Can you briefly explain your creative process?
In my thirties I began collecting concepts and ideas for books. Now that they’re on the computer, I keep folders for each project and add material whenever I see something relevant. I’m forever cutting and pasting articles, interviews, images. I spend maybe 20 per cent of my working day on this, even though most of the projects will never be realized. (I figure there has to be a spill-over effect on current projects.) My writing begins as a core idea surrounded by a collage of raw material, which I gradually shape into what’s needed to bring the idea to life. I also keep paper scraps on my bedside table and scribble ideas in the dark hours. My record was 23 scrawled-on scraps in a creative burst one night. (About 60% intelligible in the morning.) It sounds pretty chaotic but it’s a process I’ve grown accustomed to over the years.
Lastly, any words of wisdom you would like to share?

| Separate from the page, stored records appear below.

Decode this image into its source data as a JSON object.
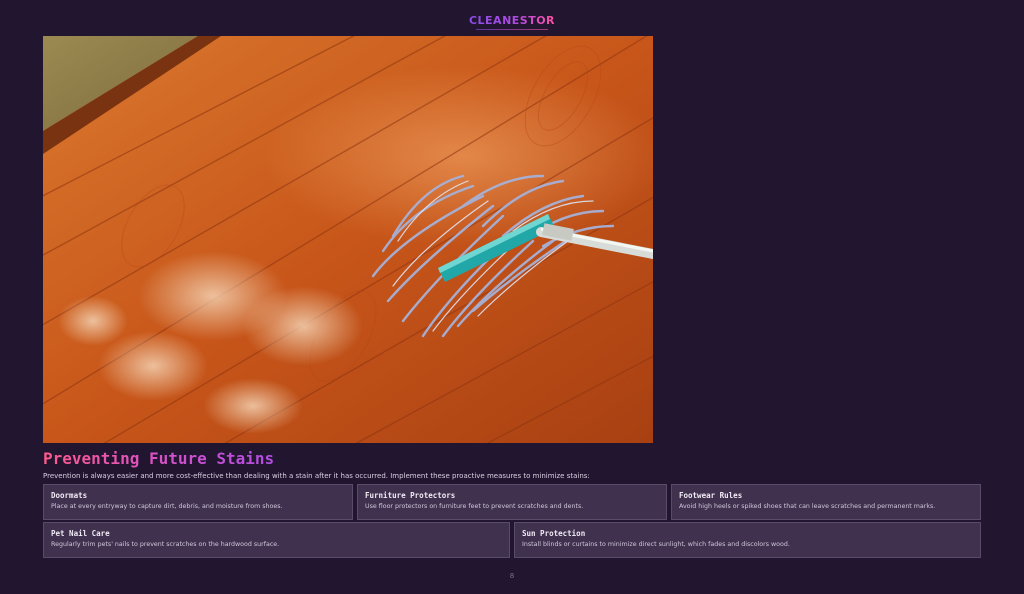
{
  "brand": {
    "logo_text": "CLEANESTOR"
  },
  "hero": {
    "icon": "mop-cleaning-floor-photo"
  },
  "section": {
    "title": "Preventing Future Stains",
    "intro": "Prevention is always easier and more cost-effective than dealing with a stain after it has occurred. Implement these proactive measures to minimize stains:"
  },
  "cards": [
    {
      "title": "Doormats",
      "desc": "Place at every entryway to capture dirt, debris, and moisture from shoes."
    },
    {
      "title": "Furniture Protectors",
      "desc": "Use floor protectors on furniture feet to prevent scratches and dents."
    },
    {
      "title": "Footwear Rules",
      "desc": "Avoid high heels or spiked shoes that can leave scratches and permanent marks."
    },
    {
      "title": "Pet Nail Care",
      "desc": "Regularly trim pets' nails to prevent scratches on the hardwood surface."
    },
    {
      "title": "Sun Protection",
      "desc": "Install blinds or curtains to minimize direct sunlight, which fades and discolors wood."
    }
  ],
  "footer": {
    "page_number": "8"
  },
  "colors": {
    "background": "#211530",
    "card": "#40324f",
    "accent_pink": "#ff5a8a",
    "accent_purple": "#b04ee0"
  }
}
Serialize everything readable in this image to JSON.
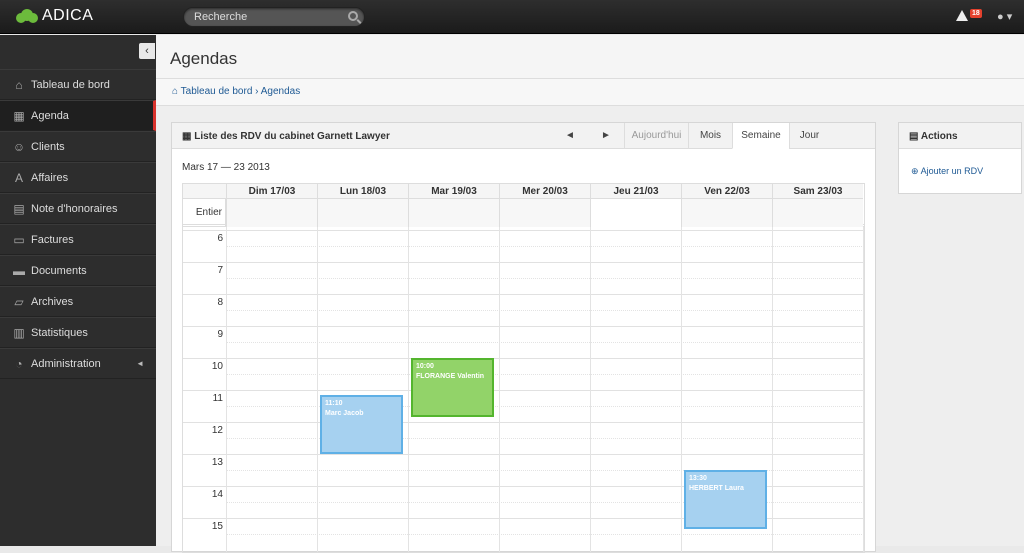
{
  "app": {
    "name": "ADICA",
    "search_placeholder": "Recherche",
    "alert_count": "18"
  },
  "sidebar": {
    "items": [
      {
        "label": "Tableau de bord",
        "icon": "home-icon",
        "glyph": "⌂"
      },
      {
        "label": "Agenda",
        "icon": "calendar-icon",
        "glyph": "▦"
      },
      {
        "label": "Clients",
        "icon": "users-icon",
        "glyph": "☺"
      },
      {
        "label": "Affaires",
        "icon": "font-icon",
        "glyph": "A"
      },
      {
        "label": "Note d'honoraires",
        "icon": "file-icon",
        "glyph": "▤"
      },
      {
        "label": "Factures",
        "icon": "money-icon",
        "glyph": "▭"
      },
      {
        "label": "Documents",
        "icon": "inbox-icon",
        "glyph": "▬"
      },
      {
        "label": "Archives",
        "icon": "folder-icon",
        "glyph": "▱"
      },
      {
        "label": "Statistiques",
        "icon": "chart-icon",
        "glyph": "▥"
      },
      {
        "label": "Administration",
        "icon": "dashboard-icon",
        "glyph": "◔"
      }
    ]
  },
  "page": {
    "title": "Agendas"
  },
  "breadcrumb": {
    "home": "Tableau de bord",
    "separator": "›",
    "current": "Agendas"
  },
  "calendar": {
    "title": "Liste des RDV du cabinet Garnett Lawyer",
    "prev": "◄",
    "next": "►",
    "today": "Aujourd'hui",
    "views": [
      "Mois",
      "Semaine",
      "Jour"
    ],
    "active_view": "Semaine",
    "range": "Mars 17 — 23 2013",
    "days": [
      "Dim 17/03",
      "Lun 18/03",
      "Mar 19/03",
      "Mer 20/03",
      "Jeu 21/03",
      "Ven 22/03",
      "Sam 23/03"
    ],
    "allday_label": "Entier",
    "hours": [
      "6",
      "7",
      "8",
      "9",
      "10",
      "11",
      "12",
      "13",
      "14",
      "15"
    ],
    "events": [
      {
        "time": "11:10",
        "title": "Marc Jacob",
        "day": 1,
        "start": 11.17,
        "end": 13.0,
        "color": "blue"
      },
      {
        "time": "10:00",
        "title": "FLORANGE Valentin",
        "day": 2,
        "start": 10.0,
        "end": 11.83,
        "color": "green"
      },
      {
        "time": "13:30",
        "title": "HERBERT Laura",
        "day": 5,
        "start": 13.5,
        "end": 15.33,
        "color": "blue"
      }
    ]
  },
  "actions": {
    "title": "Actions",
    "add_label": "Ajouter un RDV"
  }
}
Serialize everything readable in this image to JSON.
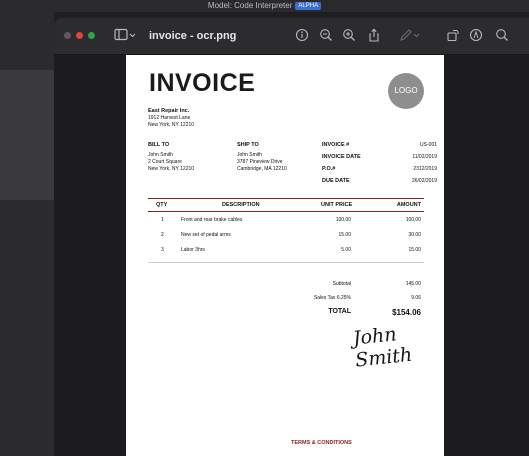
{
  "menubar": {
    "title": "Model: Code Interpreter",
    "badge": "ALPHA"
  },
  "window": {
    "title": "invoice - ocr.png"
  },
  "invoice": {
    "title": "INVOICE",
    "logo": "LOGO",
    "company": [
      "East Repair Inc.",
      "1912 Harvest Lane",
      "New York, NY 12210"
    ],
    "bill_to": {
      "label": "BILL TO",
      "lines": [
        "John Smith",
        "2 Court Square",
        "New York, NY 12210"
      ]
    },
    "ship_to": {
      "label": "SHIP TO",
      "lines": [
        "John Smith",
        "3787 Pineview Drive",
        "Cambridge, MA 12210"
      ]
    },
    "meta": [
      {
        "label": "INVOICE #",
        "value": "US-001"
      },
      {
        "label": "INVOICE DATE",
        "value": "11/02/2019"
      },
      {
        "label": "P.O.#",
        "value": "2312/2019"
      },
      {
        "label": "DUE DATE",
        "value": "26/02/2019"
      }
    ],
    "columns": [
      "QTY",
      "DESCRIPTION",
      "UNIT PRICE",
      "AMOUNT"
    ],
    "rows": [
      {
        "qty": "1",
        "desc": "Front and rear brake cables",
        "price": "100.00",
        "amount": "100.00"
      },
      {
        "qty": "2",
        "desc": "New set of pedal arms",
        "price": "15.00",
        "amount": "30.00"
      },
      {
        "qty": "3",
        "desc": "Labor 3hrs",
        "price": "5.00",
        "amount": "15.00"
      }
    ],
    "subtotal": {
      "label": "Subtotal",
      "value": "145.00"
    },
    "tax": {
      "label": "Sales Tax 6.25%",
      "value": "9.06"
    },
    "total": {
      "label": "TOTAL",
      "value": "$154.06"
    },
    "signature": "John Smith",
    "terms": "TERMS & CONDITIONS"
  }
}
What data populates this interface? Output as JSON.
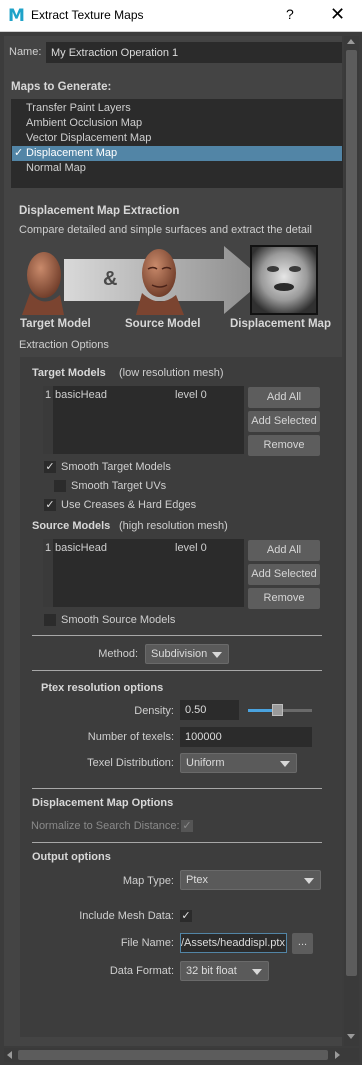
{
  "window": {
    "title": "Extract Texture Maps",
    "help": "?",
    "close": "✕"
  },
  "name": {
    "label": "Name:",
    "value": "My Extraction Operation 1"
  },
  "maps": {
    "header": "Maps to Generate:",
    "items": [
      {
        "label": "Transfer Paint Layers",
        "checked": false,
        "selected": false
      },
      {
        "label": "Ambient Occlusion Map",
        "checked": false,
        "selected": false
      },
      {
        "label": "Vector Displacement Map",
        "checked": false,
        "selected": false
      },
      {
        "label": "Displacement Map",
        "checked": true,
        "selected": true
      },
      {
        "label": "Normal Map",
        "checked": false,
        "selected": false
      }
    ]
  },
  "extraction": {
    "title": "Displacement Map Extraction",
    "description": "Compare detailed and simple surfaces and extract the detail",
    "ampersand": "&",
    "target_caption": "Target Model",
    "source_caption": "Source Model",
    "result_caption": "Displacement Map",
    "options_label": "Extraction Options"
  },
  "target_models": {
    "title": "Target Models",
    "subtitle": "(low resolution mesh)",
    "rows": [
      {
        "index": "1",
        "name": "basicHead",
        "level": "level 0"
      }
    ],
    "add_all": "Add All",
    "add_selected": "Add Selected",
    "remove": "Remove",
    "smooth_target_models": {
      "label": "Smooth Target Models",
      "checked": true
    },
    "smooth_target_uvs": {
      "label": "Smooth Target UVs",
      "checked": false
    },
    "use_creases": {
      "label": "Use Creases & Hard Edges",
      "checked": true
    }
  },
  "source_models": {
    "title": "Source Models",
    "subtitle": "(high resolution mesh)",
    "rows": [
      {
        "index": "1",
        "name": "basicHead",
        "level": "level 0"
      }
    ],
    "add_all": "Add All",
    "add_selected": "Add Selected",
    "remove": "Remove",
    "smooth_source_models": {
      "label": "Smooth Source Models",
      "checked": false
    }
  },
  "method": {
    "label": "Method:",
    "value": "Subdivision"
  },
  "ptex": {
    "title": "Ptex resolution options",
    "density_label": "Density:",
    "density_value": "0.50",
    "density_slider_fraction": 0.5,
    "texels_label": "Number of texels:",
    "texels_value": "100000",
    "distribution_label": "Texel Distribution:",
    "distribution_value": "Uniform"
  },
  "displacement_options": {
    "title": "Displacement Map Options",
    "normalize_label": "Normalize to Search Distance:",
    "normalize_checked": true
  },
  "output": {
    "title": "Output options",
    "map_type_label": "Map Type:",
    "map_type_value": "Ptex",
    "include_mesh_label": "Include Mesh Data:",
    "include_mesh_checked": true,
    "file_name_label": "File Name:",
    "file_name_value": "/Assets/headdispl.ptx",
    "browse_label": "...",
    "data_format_label": "Data Format:",
    "data_format_value": "32 bit float"
  },
  "colors": {
    "accent": "#1fa3c9",
    "selection": "#5285a6",
    "panel": "#444444",
    "field": "#2b2b2b",
    "slider": "#4aa3df"
  },
  "icons": {
    "check": "✓"
  }
}
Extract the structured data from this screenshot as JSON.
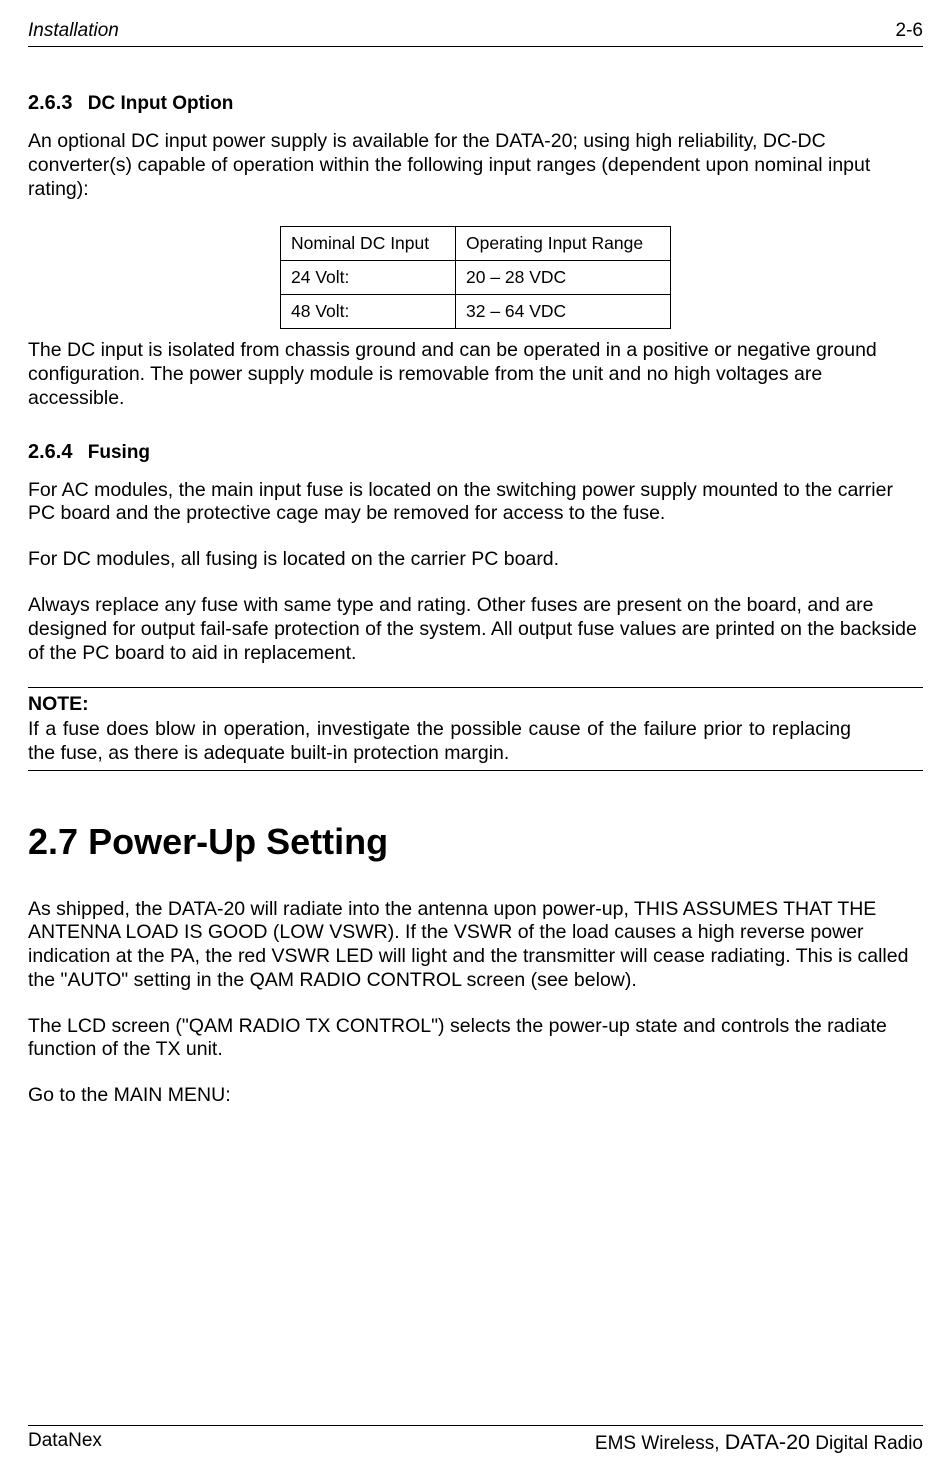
{
  "header": {
    "left": "Installation",
    "right": "2-6"
  },
  "section_263": {
    "number": "2.6.3",
    "title": "DC Input Option",
    "paragraph1": "An optional DC input power supply is available for the DATA-20; using high reliability, DC-DC converter(s) capable of operation within the following input ranges (dependent upon nominal input rating):",
    "table": {
      "headers": {
        "col1": "Nominal DC Input",
        "col2": "Operating Input Range"
      },
      "rows": [
        {
          "col1": "24 Volt:",
          "col2": "20 – 28 VDC"
        },
        {
          "col1": "48 Volt:",
          "col2": "32 – 64 VDC"
        }
      ]
    },
    "paragraph2": "The DC input is isolated from chassis ground and can be operated in a positive or negative ground configuration.  The power supply module is removable from the unit and no high voltages are accessible."
  },
  "section_264": {
    "number": "2.6.4",
    "title": "Fusing",
    "paragraph1": "For AC modules, the main input fuse is located on the switching power supply mounted to the carrier PC board and the protective cage may be removed for access to the fuse.",
    "paragraph2": "For DC modules, all fusing is located on the carrier PC board.",
    "paragraph3": "Always replace any fuse with same type and rating.  Other fuses are present on the board, and are designed for output fail-safe protection of the system.  All output fuse values are printed on the backside of the PC board to aid in replacement.",
    "note_label": "NOTE:",
    "note_body": "If a fuse does blow in operation, investigate the possible cause of the failure prior to replacing the fuse, as there is adequate built-in protection margin."
  },
  "section_27": {
    "number": "2.7",
    "title": "Power-Up Setting",
    "paragraph1": "As shipped, the DATA-20  will radiate into the antenna upon power-up, THIS ASSUMES THAT THE ANTENNA LOAD IS GOOD (LOW VSWR).  If the VSWR of the load causes a high reverse power indication at the PA, the red VSWR LED will light and the transmitter will cease radiating.  This is called the \"AUTO\" setting in the QAM RADIO CONTROL screen (see below).",
    "paragraph2": "The LCD screen (\"QAM RADIO TX CONTROL\") selects the power-up state and controls the radiate function of the TX unit.",
    "paragraph3": "Go to the MAIN MENU:"
  },
  "footer": {
    "left": "DataNex",
    "right_prefix": "EMS Wireless, ",
    "right_product": "DATA-20",
    "right_suffix": " Digital Radio"
  }
}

I burned my pile of ‘how to write’ books long ago, but keep a few core mantras in my head. The first is Maupassant’s advice: ‘Put black on white.’ Get something, anything down. Don’t wait for perfection or you’ll be waiting forever. (That applies to almost everything in life.) The extension of that is, ‘All writing is rewriting,’ because rarely is the first draft there. The biggest ‘trick’ (and let’s face it, all writing is the creation of illusion) comes from the late, great Philip Roth: ‘The slow release of vital information.’ Or as the screenwriter William Goldman said, ‘Make ’em wait, make ’em wait, make ’em wait!’ The reveal is at the core of all great storytelling.